The U.S. Army Corps of Engineers (USACE) has begun procurement for a contractor to help prepare for a major cleanup job at the Niagara Falls Storage Site in New York state under the Formerly Utilized Sites Remedial Action Program (FUSRAP).
The Army branch ultimately intends to hire an architectural and engineering services provider for the removal, partial treatment, and off-site disposal of radiologically and chemically contaminated waste at the site’s Interim Waste Containment Structure.
“The A-E will assist the USACE by developing plans to implement the work. The A-E will propose the work breakdown structure and sequence, ensuring that the work is performed in a logical and cost-effective manner,” according to an Aug. 13 presolicitation notice. “The A-E will propose and assist in the preparation of individual contract bid packages for future construction and remediation contracts. The A-E will assist the USACE in construction management tasks including answering contractor requests for information (RFI), change management, construction quality assurance oversight, and cost and schedule control through Earned Value Management.”
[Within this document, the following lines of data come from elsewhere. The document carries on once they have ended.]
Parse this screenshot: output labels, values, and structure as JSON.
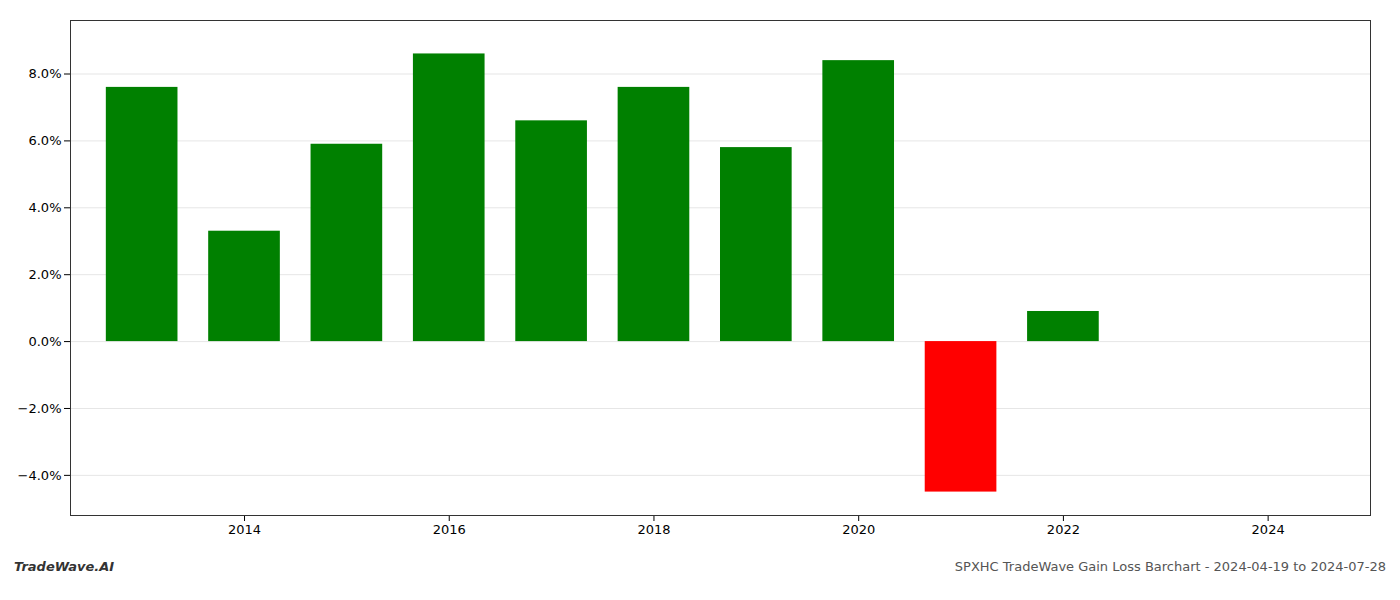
{
  "chart_data": {
    "type": "bar",
    "title": "SPXHC TradeWave Gain Loss Barchart - 2024-04-19 to 2024-07-28",
    "annotations": [
      "TradeWave.AI"
    ],
    "x": [
      2013,
      2014,
      2015,
      2016,
      2017,
      2018,
      2019,
      2020,
      2021,
      2022
    ],
    "values": [
      0.076,
      0.033,
      0.059,
      0.086,
      0.066,
      0.076,
      0.058,
      0.084,
      -0.045,
      0.009
    ],
    "colors": [
      "#008000",
      "#008000",
      "#008000",
      "#008000",
      "#008000",
      "#008000",
      "#008000",
      "#008000",
      "#ff0000",
      "#008000"
    ],
    "xlim": [
      2012.3,
      2025.0
    ],
    "ylim": [
      -0.052,
      0.096
    ],
    "xticks": [
      2014,
      2016,
      2018,
      2020,
      2022,
      2024
    ],
    "yticks": [
      {
        "value": -0.04,
        "label": "−4.0%"
      },
      {
        "value": -0.02,
        "label": "−2.0%"
      },
      {
        "value": 0.0,
        "label": "0.0%"
      },
      {
        "value": 0.02,
        "label": "2.0%"
      },
      {
        "value": 0.04,
        "label": "4.0%"
      },
      {
        "value": 0.06,
        "label": "6.0%"
      },
      {
        "value": 0.08,
        "label": "8.0%"
      }
    ],
    "grid": true
  }
}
The 10-acre Interim Waste Containment Structure is one of three operable units at the site in the town of Lewiston, all of which will eventually be remediated. It holds 278,072 cubic yards of waste, including roughly 6,030 cubic yards of highly radioactive material, the notice says. That encompasses “K-65” residues that are just 1% of waste in the containment structure by volume but over 90% of the radioactive hazard, The Army Corps said. They will need to be solidified in a cement form and stabilized before they can be sent elsewhere for disposal.
A detailed synopsis, with a request for submission of architect-engineer qualifications, is due in September.
Since the 1940s, the 191-acre Niagara Falls Storage Site has held uranium ore residues and other wastes generated by the Manhattan Project to build the atomic bomb. The Interim Waste Containment Structure is an engineered landfill dating to the 1980s.